Still, the announcement is a sign of how desperate public health officials are to bring the outbreak—one of several across the country fueled by the anti-vaxxer movement— under control.
“In order to prevent any more children from falling ill with this dangerous disease, I am today declaring a county-wide state of emergency,” County Executive Ed Day said at a press conference Tuesday.
“Effective at the stroke of midnight tonight, March 27, anyone who is under 18 years of age and is unvaccinated against measles will be barred from public places until the declaration expires in 30 days, or until they receive their first shot of MMR,” Day added, clarifying that the decree wouldn’t apply to those with documented medical reasons to not vaccinate.
It sounded like a bold, aggressive counterpunch to a disease that’s swept across the country in recent months and infected hundreds of people.
“There will not be deputy sheriffs or law enforcement asking for your vaccination records,” Day said. “That is ridiculous. To repeat: that is not, nor will it ever be the focus of this effort. However, if you are found to be in violation of this declaration, your case will be referred to the district attorney’s office.”
A reporter asked how the county planned to enforce the declaration without law enforcement. Day responded that the mere existence of the law would cause people to police themselves.
“To a great degree, we’re expecting people to understand that we’re bumping up the seriousness publicly, through government regulation, and we’re expecting parents and families to realize that it’s now against the law to do it,” he said.

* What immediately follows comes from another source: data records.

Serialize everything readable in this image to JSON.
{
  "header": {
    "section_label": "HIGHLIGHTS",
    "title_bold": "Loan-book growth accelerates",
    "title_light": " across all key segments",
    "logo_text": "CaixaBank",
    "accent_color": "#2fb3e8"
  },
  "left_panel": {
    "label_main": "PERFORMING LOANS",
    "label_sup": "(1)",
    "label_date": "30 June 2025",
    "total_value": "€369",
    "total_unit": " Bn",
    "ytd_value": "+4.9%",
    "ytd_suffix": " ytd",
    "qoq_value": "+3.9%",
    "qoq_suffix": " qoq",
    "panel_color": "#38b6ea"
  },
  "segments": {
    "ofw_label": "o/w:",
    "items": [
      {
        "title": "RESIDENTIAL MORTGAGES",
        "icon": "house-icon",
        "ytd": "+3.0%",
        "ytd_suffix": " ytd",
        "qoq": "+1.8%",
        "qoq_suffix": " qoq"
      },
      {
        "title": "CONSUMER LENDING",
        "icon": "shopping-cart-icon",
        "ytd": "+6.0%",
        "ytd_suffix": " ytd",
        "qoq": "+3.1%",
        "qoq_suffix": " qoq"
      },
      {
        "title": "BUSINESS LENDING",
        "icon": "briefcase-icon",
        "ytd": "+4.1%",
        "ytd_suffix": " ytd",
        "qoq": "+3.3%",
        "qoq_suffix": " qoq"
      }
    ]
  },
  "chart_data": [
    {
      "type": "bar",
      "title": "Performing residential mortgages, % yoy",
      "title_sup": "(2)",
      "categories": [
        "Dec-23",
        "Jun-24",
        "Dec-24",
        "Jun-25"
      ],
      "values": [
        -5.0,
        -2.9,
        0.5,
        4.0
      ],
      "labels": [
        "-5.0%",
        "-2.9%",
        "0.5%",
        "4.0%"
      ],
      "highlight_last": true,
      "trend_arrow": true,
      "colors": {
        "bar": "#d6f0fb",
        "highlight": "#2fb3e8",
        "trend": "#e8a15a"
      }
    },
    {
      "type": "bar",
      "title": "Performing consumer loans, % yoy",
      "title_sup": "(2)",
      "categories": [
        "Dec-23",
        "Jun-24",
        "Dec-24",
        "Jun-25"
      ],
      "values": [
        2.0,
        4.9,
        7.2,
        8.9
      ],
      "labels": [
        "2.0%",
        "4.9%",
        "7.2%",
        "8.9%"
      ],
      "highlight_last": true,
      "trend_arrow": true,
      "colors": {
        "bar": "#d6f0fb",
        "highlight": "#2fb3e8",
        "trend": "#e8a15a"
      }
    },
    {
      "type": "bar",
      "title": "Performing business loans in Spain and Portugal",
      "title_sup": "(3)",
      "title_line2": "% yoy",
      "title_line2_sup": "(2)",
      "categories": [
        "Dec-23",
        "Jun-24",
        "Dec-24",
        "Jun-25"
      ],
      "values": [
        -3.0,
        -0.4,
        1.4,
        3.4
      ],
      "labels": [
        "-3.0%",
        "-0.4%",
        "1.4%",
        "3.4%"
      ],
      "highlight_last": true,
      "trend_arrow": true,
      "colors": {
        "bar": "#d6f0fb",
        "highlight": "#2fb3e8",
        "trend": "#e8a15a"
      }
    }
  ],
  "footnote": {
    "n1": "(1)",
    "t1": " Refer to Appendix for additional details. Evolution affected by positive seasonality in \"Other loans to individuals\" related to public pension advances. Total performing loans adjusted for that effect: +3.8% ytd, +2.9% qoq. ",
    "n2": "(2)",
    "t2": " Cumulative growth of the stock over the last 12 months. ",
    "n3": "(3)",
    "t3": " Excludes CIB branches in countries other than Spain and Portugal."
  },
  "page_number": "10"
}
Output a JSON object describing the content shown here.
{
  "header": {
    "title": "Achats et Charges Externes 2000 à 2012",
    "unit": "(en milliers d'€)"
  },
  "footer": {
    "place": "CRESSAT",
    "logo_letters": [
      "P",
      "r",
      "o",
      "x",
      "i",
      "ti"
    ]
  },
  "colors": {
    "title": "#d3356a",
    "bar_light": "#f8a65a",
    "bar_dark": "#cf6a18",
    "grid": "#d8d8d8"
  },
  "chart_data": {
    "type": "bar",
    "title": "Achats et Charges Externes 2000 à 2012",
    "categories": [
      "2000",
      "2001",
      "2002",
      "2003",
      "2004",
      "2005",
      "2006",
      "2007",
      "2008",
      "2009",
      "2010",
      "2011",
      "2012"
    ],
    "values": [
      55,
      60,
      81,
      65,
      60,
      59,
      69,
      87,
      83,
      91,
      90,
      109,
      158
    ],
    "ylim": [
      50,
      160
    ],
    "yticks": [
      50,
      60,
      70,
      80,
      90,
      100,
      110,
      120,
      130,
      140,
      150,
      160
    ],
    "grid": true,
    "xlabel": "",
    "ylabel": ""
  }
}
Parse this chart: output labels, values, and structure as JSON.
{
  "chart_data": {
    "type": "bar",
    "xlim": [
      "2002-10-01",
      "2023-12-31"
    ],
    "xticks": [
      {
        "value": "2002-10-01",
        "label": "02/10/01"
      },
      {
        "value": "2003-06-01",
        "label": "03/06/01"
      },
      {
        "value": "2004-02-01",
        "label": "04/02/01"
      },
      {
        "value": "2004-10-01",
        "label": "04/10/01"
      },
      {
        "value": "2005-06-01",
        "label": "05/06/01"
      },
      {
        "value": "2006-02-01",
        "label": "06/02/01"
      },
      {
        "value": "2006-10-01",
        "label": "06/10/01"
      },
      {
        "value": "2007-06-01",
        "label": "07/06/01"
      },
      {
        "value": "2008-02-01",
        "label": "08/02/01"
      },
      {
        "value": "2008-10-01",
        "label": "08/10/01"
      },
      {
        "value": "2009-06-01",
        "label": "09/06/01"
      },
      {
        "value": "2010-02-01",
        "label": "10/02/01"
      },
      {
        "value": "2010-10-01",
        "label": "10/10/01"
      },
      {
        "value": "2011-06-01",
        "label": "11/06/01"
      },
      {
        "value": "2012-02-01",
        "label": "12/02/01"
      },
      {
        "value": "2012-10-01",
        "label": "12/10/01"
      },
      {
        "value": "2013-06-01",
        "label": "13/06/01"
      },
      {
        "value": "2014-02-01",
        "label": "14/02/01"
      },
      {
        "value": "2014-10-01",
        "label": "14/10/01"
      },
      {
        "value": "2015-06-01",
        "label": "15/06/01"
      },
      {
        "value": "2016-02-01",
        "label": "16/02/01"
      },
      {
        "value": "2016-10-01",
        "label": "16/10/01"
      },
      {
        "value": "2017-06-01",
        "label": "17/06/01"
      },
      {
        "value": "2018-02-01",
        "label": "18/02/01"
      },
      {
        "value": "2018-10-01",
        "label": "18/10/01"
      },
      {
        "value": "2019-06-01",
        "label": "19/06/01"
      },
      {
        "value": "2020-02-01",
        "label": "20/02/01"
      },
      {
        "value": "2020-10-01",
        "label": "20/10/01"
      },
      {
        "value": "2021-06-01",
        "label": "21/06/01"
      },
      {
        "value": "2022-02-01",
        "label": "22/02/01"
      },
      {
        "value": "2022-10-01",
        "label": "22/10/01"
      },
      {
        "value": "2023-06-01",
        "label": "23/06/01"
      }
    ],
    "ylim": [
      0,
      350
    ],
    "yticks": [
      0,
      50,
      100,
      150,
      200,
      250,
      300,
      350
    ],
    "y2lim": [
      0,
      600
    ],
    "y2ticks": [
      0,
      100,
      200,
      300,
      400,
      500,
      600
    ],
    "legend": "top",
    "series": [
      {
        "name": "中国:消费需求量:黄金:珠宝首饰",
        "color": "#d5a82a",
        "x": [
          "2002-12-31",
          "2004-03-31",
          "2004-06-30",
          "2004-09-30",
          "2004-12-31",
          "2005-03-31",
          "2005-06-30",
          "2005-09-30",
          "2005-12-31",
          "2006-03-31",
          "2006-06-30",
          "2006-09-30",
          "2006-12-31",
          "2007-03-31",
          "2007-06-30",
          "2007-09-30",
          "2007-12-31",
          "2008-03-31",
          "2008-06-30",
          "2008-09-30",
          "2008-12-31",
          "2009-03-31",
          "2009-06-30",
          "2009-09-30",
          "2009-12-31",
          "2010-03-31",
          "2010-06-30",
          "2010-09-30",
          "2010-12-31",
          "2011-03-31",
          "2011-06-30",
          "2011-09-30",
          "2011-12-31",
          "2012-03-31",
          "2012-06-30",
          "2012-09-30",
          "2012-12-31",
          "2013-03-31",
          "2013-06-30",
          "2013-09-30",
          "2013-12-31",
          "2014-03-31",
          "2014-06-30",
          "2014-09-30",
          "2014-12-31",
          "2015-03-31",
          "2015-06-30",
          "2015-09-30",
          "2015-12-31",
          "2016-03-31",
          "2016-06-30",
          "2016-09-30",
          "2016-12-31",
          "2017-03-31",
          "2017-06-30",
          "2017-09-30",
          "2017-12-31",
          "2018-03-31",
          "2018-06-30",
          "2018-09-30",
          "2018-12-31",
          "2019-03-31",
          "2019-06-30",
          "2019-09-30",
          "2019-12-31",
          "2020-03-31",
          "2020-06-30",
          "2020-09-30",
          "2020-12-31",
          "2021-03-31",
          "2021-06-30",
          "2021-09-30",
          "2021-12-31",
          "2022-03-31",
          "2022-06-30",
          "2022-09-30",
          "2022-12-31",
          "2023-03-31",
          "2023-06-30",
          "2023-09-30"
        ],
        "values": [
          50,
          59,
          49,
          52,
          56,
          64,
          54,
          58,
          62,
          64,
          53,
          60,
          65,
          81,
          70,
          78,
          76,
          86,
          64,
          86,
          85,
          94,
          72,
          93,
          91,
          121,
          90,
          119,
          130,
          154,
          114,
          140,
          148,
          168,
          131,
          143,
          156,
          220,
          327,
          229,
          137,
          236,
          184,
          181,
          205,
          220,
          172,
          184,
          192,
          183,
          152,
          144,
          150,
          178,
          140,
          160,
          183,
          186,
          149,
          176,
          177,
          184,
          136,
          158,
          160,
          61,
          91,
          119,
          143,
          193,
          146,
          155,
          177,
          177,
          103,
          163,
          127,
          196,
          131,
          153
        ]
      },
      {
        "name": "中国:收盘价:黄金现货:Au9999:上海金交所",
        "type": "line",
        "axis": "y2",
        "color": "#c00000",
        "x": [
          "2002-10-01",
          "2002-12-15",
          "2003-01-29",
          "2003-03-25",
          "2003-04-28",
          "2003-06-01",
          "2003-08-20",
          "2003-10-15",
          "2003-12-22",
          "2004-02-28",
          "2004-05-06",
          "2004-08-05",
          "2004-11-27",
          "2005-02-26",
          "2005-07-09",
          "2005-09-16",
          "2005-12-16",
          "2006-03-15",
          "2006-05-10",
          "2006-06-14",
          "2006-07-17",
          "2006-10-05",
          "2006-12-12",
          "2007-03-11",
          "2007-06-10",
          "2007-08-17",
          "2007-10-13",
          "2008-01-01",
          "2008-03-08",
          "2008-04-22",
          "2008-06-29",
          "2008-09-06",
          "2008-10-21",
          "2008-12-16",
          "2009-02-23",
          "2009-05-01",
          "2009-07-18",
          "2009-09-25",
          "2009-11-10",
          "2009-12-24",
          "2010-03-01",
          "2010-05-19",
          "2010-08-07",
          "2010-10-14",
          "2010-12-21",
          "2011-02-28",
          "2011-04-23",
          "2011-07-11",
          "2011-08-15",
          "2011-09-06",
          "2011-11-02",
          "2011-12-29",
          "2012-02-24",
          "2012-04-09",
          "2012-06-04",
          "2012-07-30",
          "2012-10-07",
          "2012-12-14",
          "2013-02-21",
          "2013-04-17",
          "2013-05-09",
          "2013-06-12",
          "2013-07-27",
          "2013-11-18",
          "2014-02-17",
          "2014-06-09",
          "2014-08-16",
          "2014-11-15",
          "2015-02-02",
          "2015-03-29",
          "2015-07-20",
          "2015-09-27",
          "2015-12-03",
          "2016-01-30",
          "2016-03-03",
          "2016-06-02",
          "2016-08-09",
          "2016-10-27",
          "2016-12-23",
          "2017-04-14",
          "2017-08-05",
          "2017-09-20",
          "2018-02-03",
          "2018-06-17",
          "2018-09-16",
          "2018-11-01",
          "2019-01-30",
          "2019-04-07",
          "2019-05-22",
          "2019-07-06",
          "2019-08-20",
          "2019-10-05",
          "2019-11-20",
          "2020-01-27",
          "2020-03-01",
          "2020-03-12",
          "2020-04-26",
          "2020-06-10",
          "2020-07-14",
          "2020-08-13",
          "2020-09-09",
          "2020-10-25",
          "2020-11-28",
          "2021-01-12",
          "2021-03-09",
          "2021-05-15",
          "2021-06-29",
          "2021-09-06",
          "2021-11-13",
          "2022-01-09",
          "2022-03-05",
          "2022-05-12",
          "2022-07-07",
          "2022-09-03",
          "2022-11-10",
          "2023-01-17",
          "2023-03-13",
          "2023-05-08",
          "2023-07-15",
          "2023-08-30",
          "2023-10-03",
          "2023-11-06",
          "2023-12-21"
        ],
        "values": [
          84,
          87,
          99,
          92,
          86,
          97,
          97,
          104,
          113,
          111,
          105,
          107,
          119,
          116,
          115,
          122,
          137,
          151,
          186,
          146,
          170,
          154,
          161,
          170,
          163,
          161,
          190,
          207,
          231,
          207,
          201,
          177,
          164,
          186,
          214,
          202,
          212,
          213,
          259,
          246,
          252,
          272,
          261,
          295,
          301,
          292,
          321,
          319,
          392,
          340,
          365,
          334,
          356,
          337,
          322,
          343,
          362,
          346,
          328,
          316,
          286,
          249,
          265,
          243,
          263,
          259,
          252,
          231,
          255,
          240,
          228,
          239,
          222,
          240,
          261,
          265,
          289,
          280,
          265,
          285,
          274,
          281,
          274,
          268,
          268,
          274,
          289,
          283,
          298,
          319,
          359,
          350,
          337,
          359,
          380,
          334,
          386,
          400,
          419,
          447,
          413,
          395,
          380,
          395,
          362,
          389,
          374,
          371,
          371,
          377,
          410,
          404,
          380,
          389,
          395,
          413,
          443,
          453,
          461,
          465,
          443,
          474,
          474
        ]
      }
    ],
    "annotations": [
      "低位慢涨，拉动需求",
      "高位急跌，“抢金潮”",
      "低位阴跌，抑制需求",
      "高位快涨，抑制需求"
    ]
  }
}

“We’re not a society where we’re gonna go around chasing people down,” he added. “That’s just not a viable way to go. We’re here to ensure that the Health Department completes their mission, and we’re doing it in such a way to just get attention at this point, so people understand the seriousness of what they’re doing and not doing.”
Day said the goal isn’t to prosecute: “This effort is not meant to act upon what we’re allowed to do legally, which is arrest people. We’re not looking to do that. This is really educational at this point.”
If someone was prosecuted, he said, the offense would be considered a misdemeanor, punishable by up to six months in prison or a $500 fine. If the unvaccinated individual was a minor, he added, the punishment would be borne by their parents.
Rockland County’s outbreak began, Day said, when 7 unvaccinated travelers entered the community between Oct. 1 and 17 of last year. Since that two week period, the county has faced the longest epidemic since measles was eradicated in 2000, and at least 153 people have been infected.
And while the declaration was weak on enforcement, Day had strong words for those who haven’t vaccinated their children—especially those who actively resisted investigators’ efforts to document existing cases.
“This type of response is unacceptable, and frankly irresponsible, and displays a shocking lack of responsibility and concern for others in our community,” he said.
Rockland isn’t alone. As anti-vax sentiment has risen in recent months, measles has returned with a vengeance, cropping up in states including Washington, Texas, Illinois, and California.
The Rockland County outbreak, like a similar outbreak in Brooklyn, has largely impacted the ultra-orthodox Jewish community, whose residents frequently travel to Israel, where another outbreak is ongoing. Day said his team has worked well with local Rabbis to advance the campaign, and they’ve been “supportive” of the county’s efforts.
Studies have repeatedly shown that there is no link between vaccines and autism, one of the most common claims of the anti-vaccine movement.
This isn’t Rockland’s first attempt to contain the disease. In December, the county banned all unvaccinated children from attending school. But as Brooklyn’s outbreak demonstrated, school bans aren’t always followed—earlier this month, the Department of Health publicly shamed at least 5 Brooklyn Yeshivas that allegedly defied state regulations and allowed unvaccinated kids to stay in school.
But while the new ban may lack teeth, it’s the state’s most aggressive step so far in combating the highly contagious disease. Ninety percent of unvaccinated individuals exposed to measles will develop the virus, according to the CDC—and even after months of vaccination campaigns, Day added, only 79.2 percent of the community had received the MMR vaccine.
“We owe this to the residents of our great county,” he said, “so we never, ever have to go through with this again.”